Wounded himself, and moving around the battlefield with a stick used as a crutch by the second day, he continued under sometimes withering fire to treat the wounded and move them to safer positions when he could. “When you're worried about your ass, a hole in your foot doesn't even make the list,” he said. He described working to keep soldiers alive. “Your job as a medic is to maintain the person’s life,” he said.

On the fourth day, a point when Rose said they were “running out of ammunition and running out of food,” extractions began with helicopters being shot as they picked up wounded. The engine stopped on the helicopter extracting Rose. He treated wounded in the helicopter as it was making a controlled crash, and he was thrown from it when it hit a riverbank. He climbed back aboard to help pull wounded from the burning wreckage and treated them while waiting for another medevac.

“This was serious stuff. This was not a good four days,” Trump said, turning to Rose to say, “You showed the world the unbreakable resolve of the American armed forces.”

Rose is credited with treating up to 70 wounded, which included all 16 U.S. soldiers who were part of the raid. Only three men, all Montagnard soldiers, died.

Rose’s mission commander on the Laos mission was then-Capt. Gene McCarley, who told the Army News Service that he found Rose to be a “competent individual” and a “good soldier.” “The best thing I could say about Mike is that he is probably the kind of individual that a mother would want their daughter to marry. He was just, in addition to being a top-notch medic and a good soldier, he was an all-around good person,” said McCarley, who retired as a lieutenant colonel.

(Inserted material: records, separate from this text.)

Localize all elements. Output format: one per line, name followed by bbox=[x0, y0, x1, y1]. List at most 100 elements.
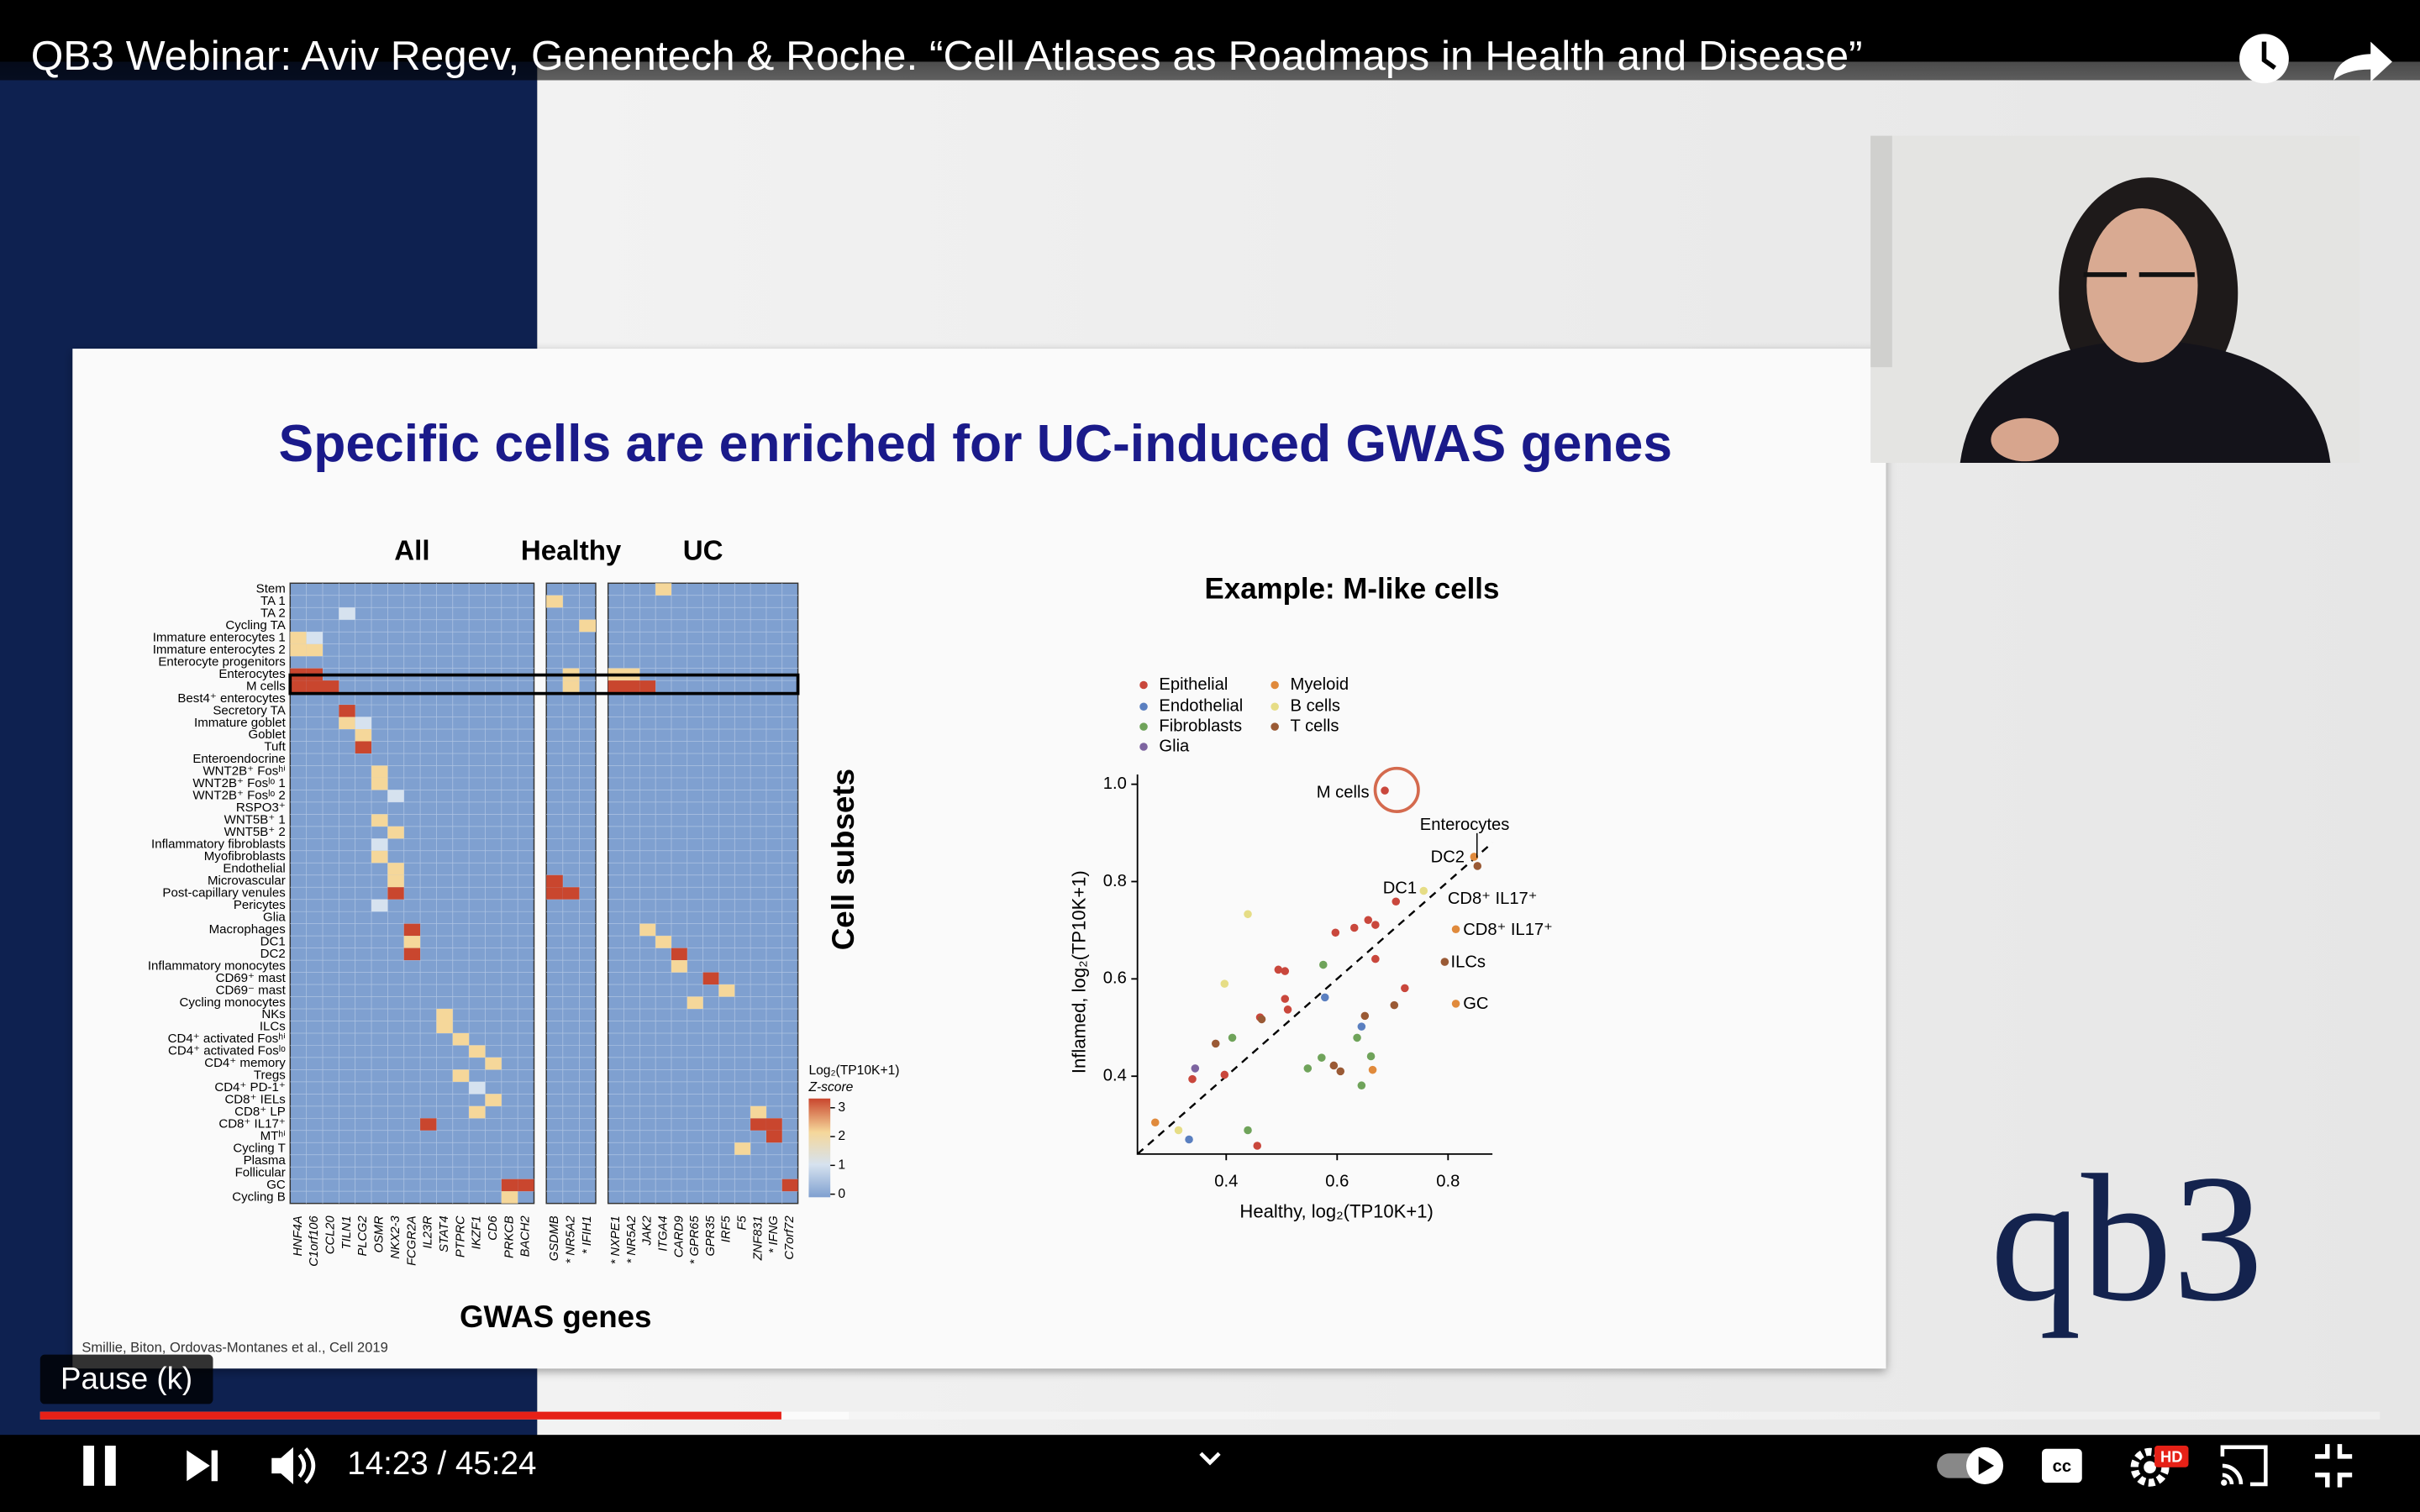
heat-cell bbox=[387, 863, 404, 875]
heat-cell bbox=[339, 705, 355, 717]
legend-label: Glia bbox=[1159, 737, 1190, 755]
heat-cell bbox=[501, 1191, 518, 1204]
point bbox=[1371, 954, 1380, 963]
point bbox=[1353, 1033, 1361, 1042]
point bbox=[1390, 1000, 1399, 1010]
exit-fullscreen-button[interactable] bbox=[2315, 1444, 2353, 1488]
video-title[interactable]: QB3 Webinar: Aviv Regev, Genentech & Roc… bbox=[31, 32, 1863, 79]
top-bar bbox=[0, 0, 2420, 81]
point-annotation: CD8⁺ IL17⁺ bbox=[1448, 890, 1538, 908]
tooltip-text: Pause (k) bbox=[60, 1362, 192, 1396]
x-axis-label: Healthy, log₂(TP10K+1) bbox=[1239, 1201, 1433, 1222]
point bbox=[1321, 993, 1329, 1002]
pause-button[interactable] bbox=[83, 1446, 116, 1486]
heat-cell bbox=[469, 1105, 486, 1119]
heat-cell bbox=[355, 741, 372, 753]
heat-cell bbox=[323, 680, 339, 693]
progress-track[interactable] bbox=[39, 1411, 2381, 1420]
point bbox=[1401, 984, 1409, 993]
gene-label: C1orf106 bbox=[308, 1215, 321, 1267]
gene-label: C7orf72 bbox=[783, 1215, 797, 1259]
heat-cell bbox=[355, 717, 372, 730]
row-label: Tuft bbox=[264, 740, 286, 754]
point bbox=[1319, 960, 1328, 969]
webcam-frame bbox=[1870, 135, 1892, 368]
gene-label: * GPR65 bbox=[688, 1215, 702, 1265]
heat-cell bbox=[562, 887, 580, 900]
heat-cell bbox=[403, 936, 421, 948]
point bbox=[1281, 967, 1290, 975]
legend-label: Endothelial bbox=[1159, 697, 1243, 716]
point bbox=[1440, 958, 1449, 966]
point bbox=[1368, 1065, 1377, 1074]
heat-cell bbox=[639, 923, 656, 937]
heat-cell bbox=[562, 680, 580, 693]
heat-cell bbox=[579, 619, 596, 633]
next-button[interactable] bbox=[187, 1450, 218, 1482]
cc-button[interactable]: cc bbox=[2042, 1448, 2082, 1483]
volume-button[interactable] bbox=[271, 1446, 316, 1484]
point bbox=[1283, 1005, 1292, 1014]
heat-cell bbox=[371, 838, 388, 851]
gene-label: HNF4A bbox=[292, 1215, 305, 1256]
gene-label: * IFNG bbox=[767, 1215, 781, 1253]
point bbox=[1451, 1000, 1460, 1008]
gene-label: * NR5A2 bbox=[625, 1215, 639, 1263]
heat-cell bbox=[518, 1179, 534, 1192]
row-label: Cycling B bbox=[232, 1189, 286, 1204]
point bbox=[1228, 1033, 1237, 1042]
row-label: CD8⁺ IELs bbox=[224, 1093, 285, 1107]
row-label: TA 2 bbox=[260, 606, 286, 620]
row-label: Tregs bbox=[254, 1068, 286, 1083]
citation: Smillie, Biton, Ordovas-Montanes et al.,… bbox=[82, 1340, 387, 1356]
heat-cell bbox=[306, 643, 324, 657]
heat-cell bbox=[485, 1057, 502, 1070]
chevron[interactable] bbox=[1199, 1452, 1221, 1466]
heat-cell bbox=[306, 632, 324, 644]
gene-label: IRF5 bbox=[720, 1215, 734, 1243]
point-annotation: CD8⁺ IL17⁺ bbox=[1463, 921, 1553, 939]
y-tick-label: 0.6 bbox=[1103, 969, 1127, 988]
legend-label: B cells bbox=[1291, 697, 1340, 716]
point bbox=[1244, 1126, 1252, 1135]
row-label: Macrophages bbox=[209, 922, 286, 937]
settings-button[interactable] bbox=[2130, 1446, 2189, 1487]
share-icon[interactable] bbox=[2333, 41, 2392, 82]
gene-label: PLCG2 bbox=[356, 1215, 370, 1256]
row-label: Follicular bbox=[235, 1165, 286, 1179]
hand bbox=[1991, 417, 2060, 462]
row-label: Enteroendocrine bbox=[192, 752, 285, 766]
heat-cell bbox=[546, 595, 563, 608]
point bbox=[1244, 910, 1252, 919]
row-label: Secretory TA bbox=[213, 703, 285, 717]
row-label: Goblet bbox=[248, 727, 286, 742]
colorbar-subtitle: Z-score bbox=[808, 1080, 853, 1095]
legend-marker bbox=[1139, 680, 1148, 690]
gene-label: JAK2 bbox=[641, 1215, 655, 1246]
row-label: Inflammatory fibroblasts bbox=[151, 837, 286, 852]
scatter: 0.4 0.6 0.8 0.4 0.6 0.8 1.0 Epithelial Endotheli… bbox=[1103, 675, 1553, 1190]
heat-cell bbox=[371, 765, 388, 778]
row-label: Inflammatory monocytes bbox=[148, 958, 286, 973]
heat-cell bbox=[387, 887, 404, 900]
point-annotation: DC2 bbox=[1431, 848, 1465, 867]
scatter-title: Example: M-like cells bbox=[1205, 573, 1500, 606]
m-cells-ring bbox=[1373, 766, 1420, 813]
watch-later-icon[interactable] bbox=[2239, 34, 2289, 84]
heat-cell bbox=[290, 680, 307, 693]
heat-cell bbox=[403, 948, 421, 961]
gene-label: PTPRC bbox=[454, 1215, 467, 1257]
point bbox=[1151, 1118, 1160, 1127]
point bbox=[1185, 1135, 1193, 1144]
x-tick-label: 0.4 bbox=[1214, 1172, 1238, 1190]
heat-cell bbox=[387, 874, 404, 888]
heat-cell bbox=[671, 948, 687, 961]
row-label: CD4⁺ memory bbox=[204, 1056, 286, 1070]
gene-label: STAT4 bbox=[438, 1215, 451, 1252]
cast-button[interactable] bbox=[2220, 1445, 2268, 1487]
autoplay-toggle[interactable] bbox=[1937, 1446, 2004, 1484]
point bbox=[1211, 1039, 1220, 1048]
heat-cell bbox=[765, 1130, 782, 1143]
gene-label: OSMR bbox=[373, 1215, 387, 1252]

All of this happened on Rose’s second mission in Laos. Rose earned a Purple Heart and Bronze Star with Valor on his first. “The second time, it's a little scarier, because you've seen the results of what mortars and rockets and men getting hit with a bullet can do,” Rose told an Army interviewer.

Rose stayed in the Army. He was commissioned as a field artillery officer in December 1973 and retired in 1987, and he now lives in Huntsville, Ala.